Annalise Keating («How to get away with murder» sur Netflix)

Difficile de choisir un seul personnage féminin parmi les dizaines que contiennent les séries de Shonda Rhimes. Après avoir longuement hésité avec Cristina Yang dans «Grey’s Anatomy», j’ai finalement opté pour Annalise Keating dans «How to get away with murder». Cette avocate redoutable, qui permet à quelques-uns de ses étudiants de l’aider à défendre des accusés pendant leurs études, est la terreur des prétoires, véritable ode à l’ambition féminine et à l’affirmation de soi. Mais cette série est aussi une représentation plus complète du quotidien d’une femme noire. Shonda Rhimes filme son héroïne le soir, se démaquillant avant d’enlever sa perruque, geste aussi souvent effectué dans la vie par les concernées que peu montré dans la fiction. Et ce qui semble être un détail est en réalité un pas important pour la diversité dans les séries.

Issa Dee («Insecure» sur HBO et OCS)

Le petit problème d’Annalise Keating, comme d’Olivia Pope dans «Scandal» d’ailleurs, c’est qu’elles versent dans un autre cliché de représentation des femmes noires, celui de la «angry black woman», la femme noire énervée. Autrement dit, on montre des personnages de femmes noires puissantes mais toujours grandes gueules, voire agressives, et qui exercent par ailleurs une activité professionnelle assez extraordinaire, loin au-dessus de la plèbe.


Dans «Insecure», série qu’elle a écrite et dont elle interprète le rôle principal, Issa Rae prend le contrepied absolu en faisant de son alter ego de fiction, Issa Dee, une femme tout ce qu’il y a de plus normale. Trentenaire accaparée par des problèmes de trentenaire (tomber amoureuse, trouver un sens à sa vie et un travail qui lui plaît), cette jeune afro-américaine est surtout la meilleure amie de Molly. C’est cette relation entre deux femmes noires qui constitue le cœur de la série, extraordinairement juste dans sa représentation de la communauté afro-américaine du sud de Los Angeles comme dans celle des crises existentielles de tous les êtres humains. Et ça fait énormément de bien.

Sansa Stark («Game of thrones» sur HBO et OCS)

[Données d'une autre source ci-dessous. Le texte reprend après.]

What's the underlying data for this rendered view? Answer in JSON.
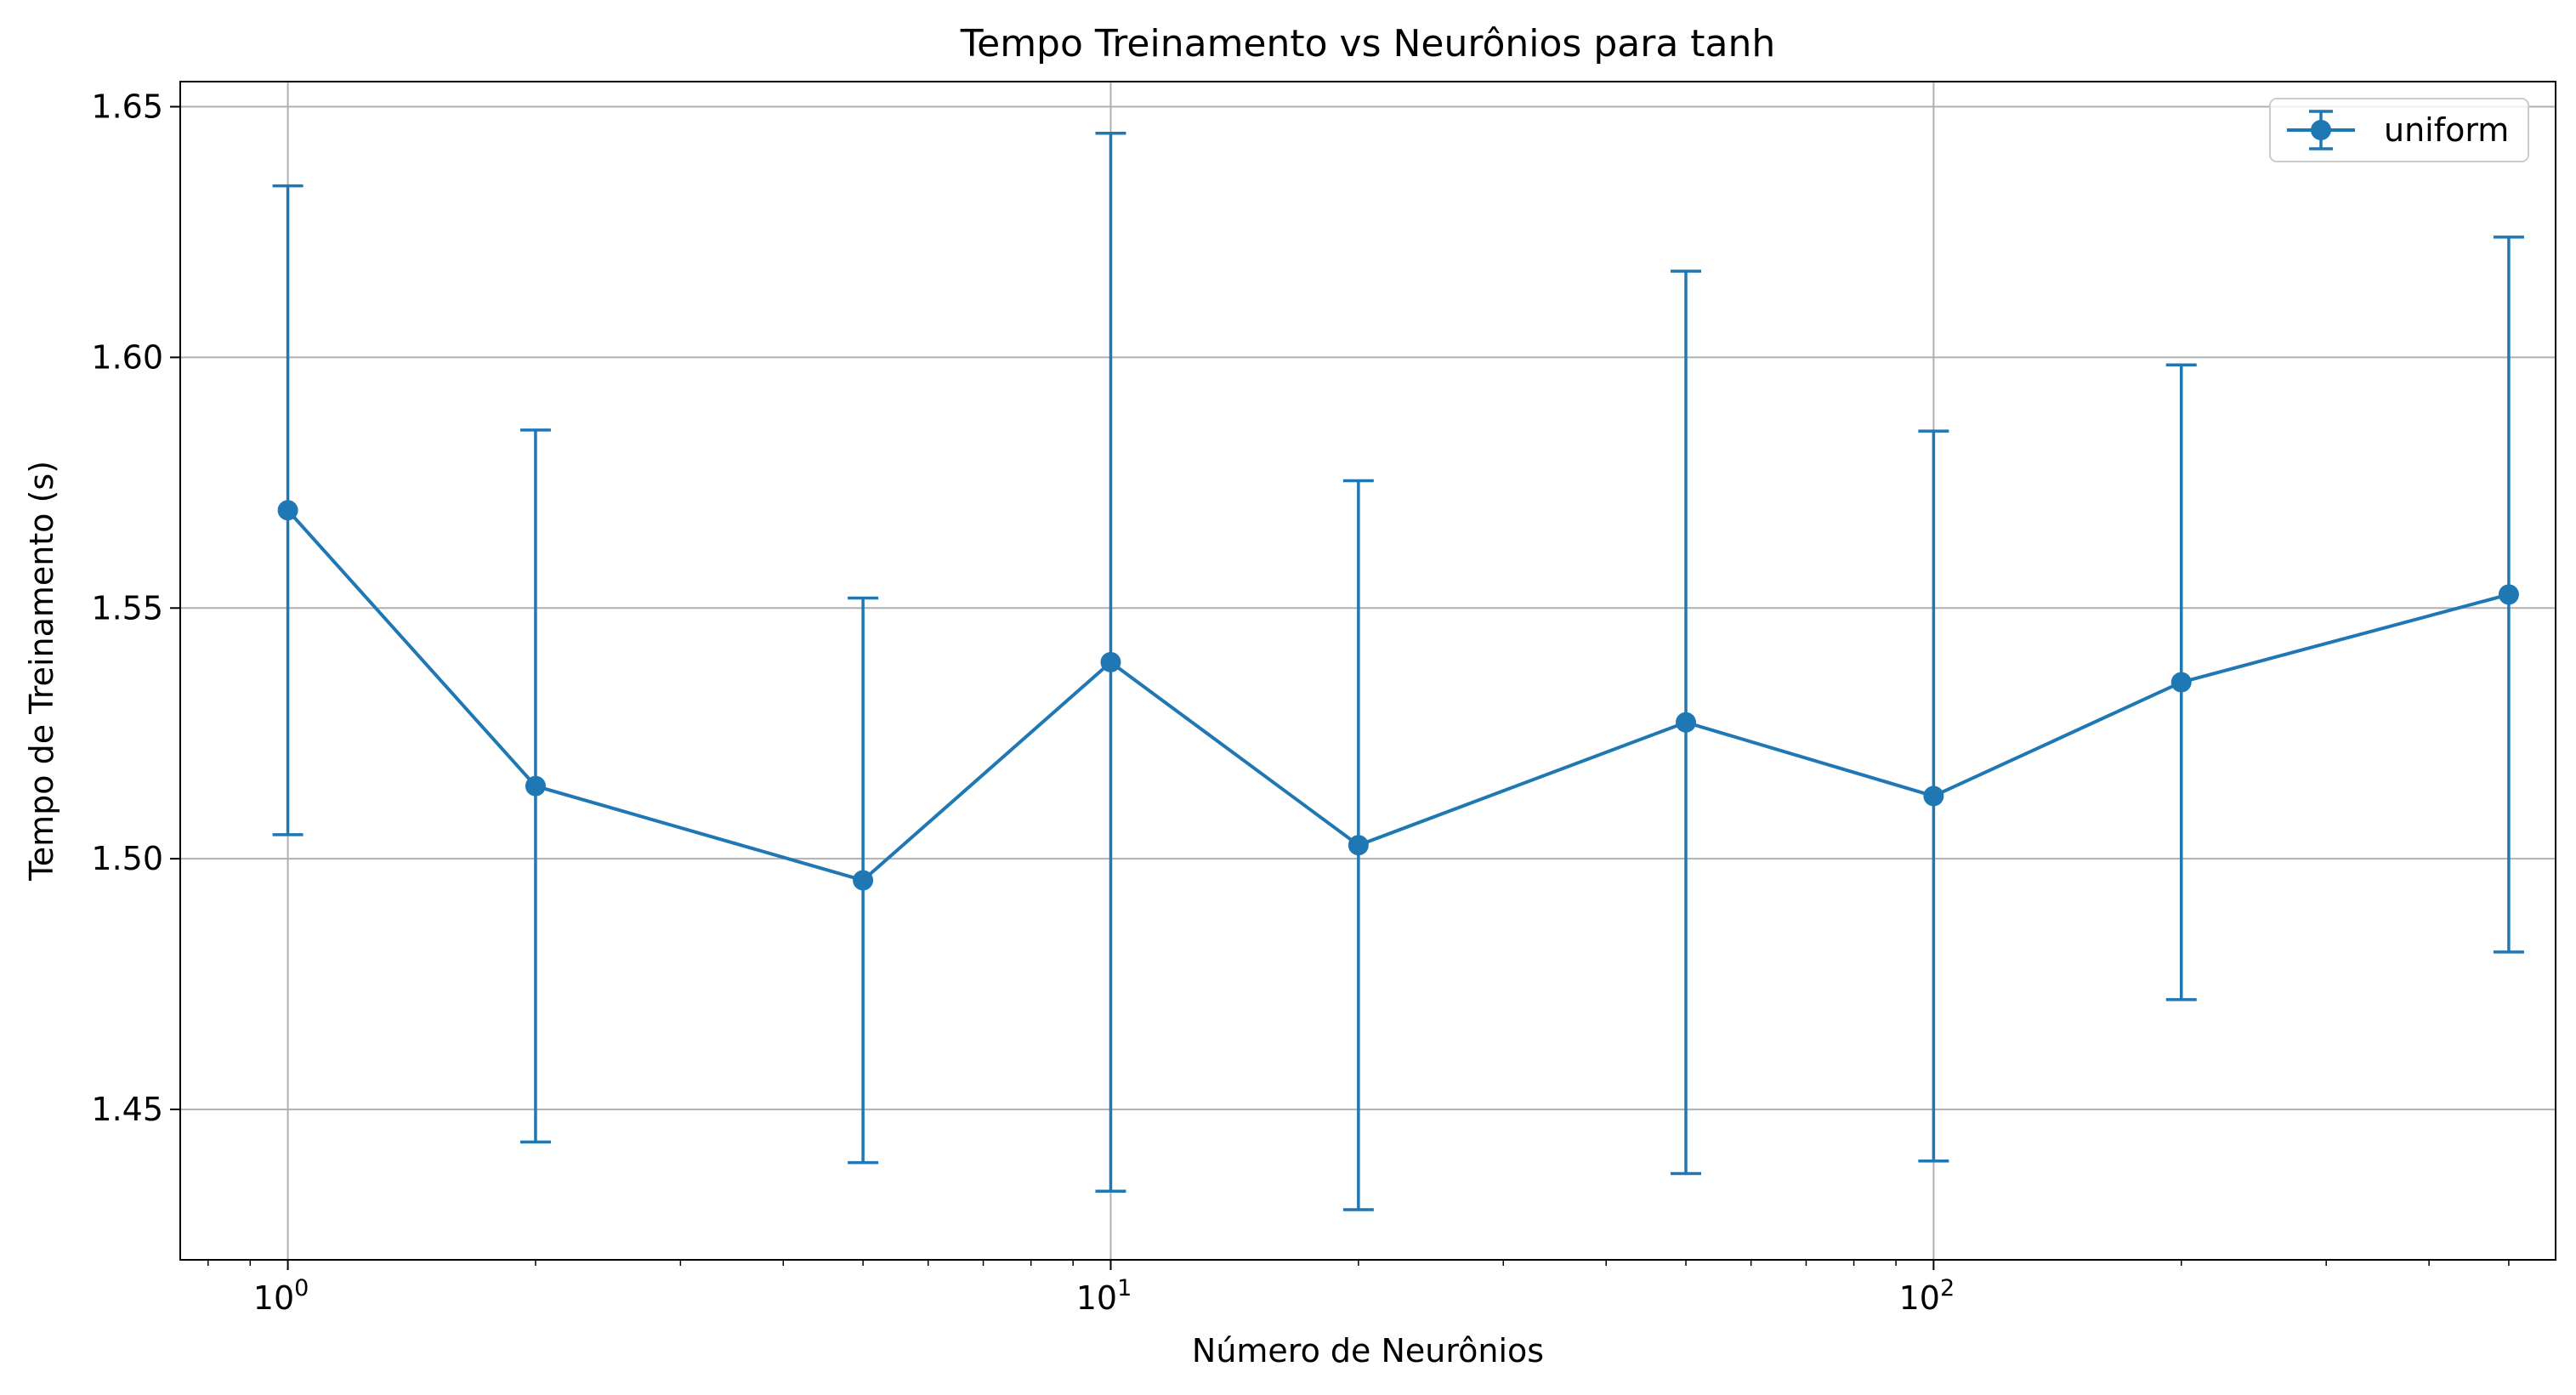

Alors oui, vous êtes probablement en train de vous demander ce que Sansa Stark fait ici alors que «Game of Thrones» a proposé des personnages féminins ultra badass comme Arya ou Daenerys. En réalité, permettez-moi d’affirmer haut et fort que Sansa Stark est beaucoup plus intéressante. Jeune adolescente naïve et assez ennuyeuse au début de la série, c’est indéniablement celle qui apprend le plus de ses erreurs, s’endurcit et prend les meilleures décisions. Contrairement à Jon Snow, sorte de boussole qui indique le sud en matière d’action, Daenerys, complètement dénuée de sens politique et massacrée par les scénaristes, Arya, qui manque de nuance et de hauteur de vue, ou Cersei, passionnante dans la première saison avant de devenir une vieille aigrie alcoolique.


«Lady Stark, vous pourriez bien tous nous survivre», lançait d’ailleurs Tyrion Lannister dans la deuxième saison à ce personnage injustement sous-estimé. Et il faut toujours faire confiance au flair de Tyrion Lannister.

Arabella («I may destroy you» sur HBO et OCS)


Petite bombe de l’année 2020, «I may destroy you», produite par la BBC et HBO, raconte le basculement de la vie d’Arabella, jeune bloggeuse londonienne, après un viol. La série, d’une justesse remarquable, dissèque les conséquences d’une telle violence sur ses relations amicales, amoureuses et professionnelles. Et le personnage principal, interprété par la fantastique Michaela Coel, qui a également écrit la série en partant de son histoire personnelle, est d’une remarquable complexité. Tantôt horriblement agaçante, tantôt touchante, Arabella est la preuve qu’il n’est pas nécessaire d’enjoliver les choses pour faire de bons personnages. Au contraire, c’est bien parce qu’elle n’est ni meilleure ni moins bien que madame-tout-le-monde que cette jeune femme est si impressionnante à l’écran.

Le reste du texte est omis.